Com apenas 21 pontos de audiência, a novela da faixa das 18h foi uma decepção na época. Mas, antes mesmo da estreia, Sol Nascente já apresentava problemas muito maiores do que a falta de público. A trama, que se passava em uma fictícia cidade litorânea, era protagonizada por uma família de descendentes de japoneses. No entanto, para o espanto do público, nenhum dos atores principais tinha ascendência asiática.
O patriarca da família, o japonês Kazuo Tanaka, foi vivido por Luis Melo. E sua filha, Alice, foi vivida por Giovana Antonelli. A justificativa para a escalação controversa seria de que Alice era, na verdade, filha adotiva de Kazuo. Mas a polêmica não para por aí.
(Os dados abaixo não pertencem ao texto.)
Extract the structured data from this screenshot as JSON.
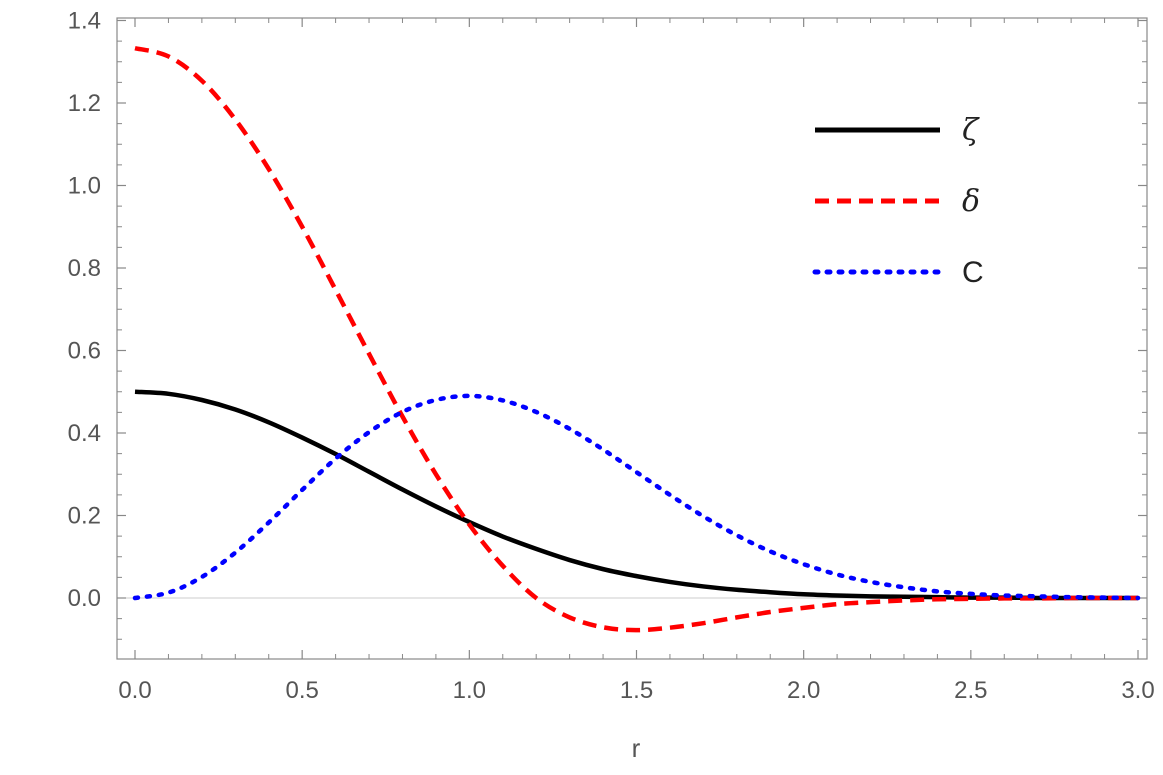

Em entrevista realizada pela também atriz Bruna Aiiso no Instagram, Danni Suzuki declarou que a personagem principal de Sol Nascente foi inspirada nela: "Eu era a protagonista da novela. Tinha sido escrita pelo Walter Negrão (um dos autores da trama) para mim. Ele me chamou pra conversar. Pesquisou minha vida. Fez a história de japonês com italiano, que é a minha história. Ela era designer porque eu fiz design industrial, ela surfava porque eu surfava. Enfim, foi toda construída em cima da minha vida real”, conta a atriz, que não foi escalada para o papel.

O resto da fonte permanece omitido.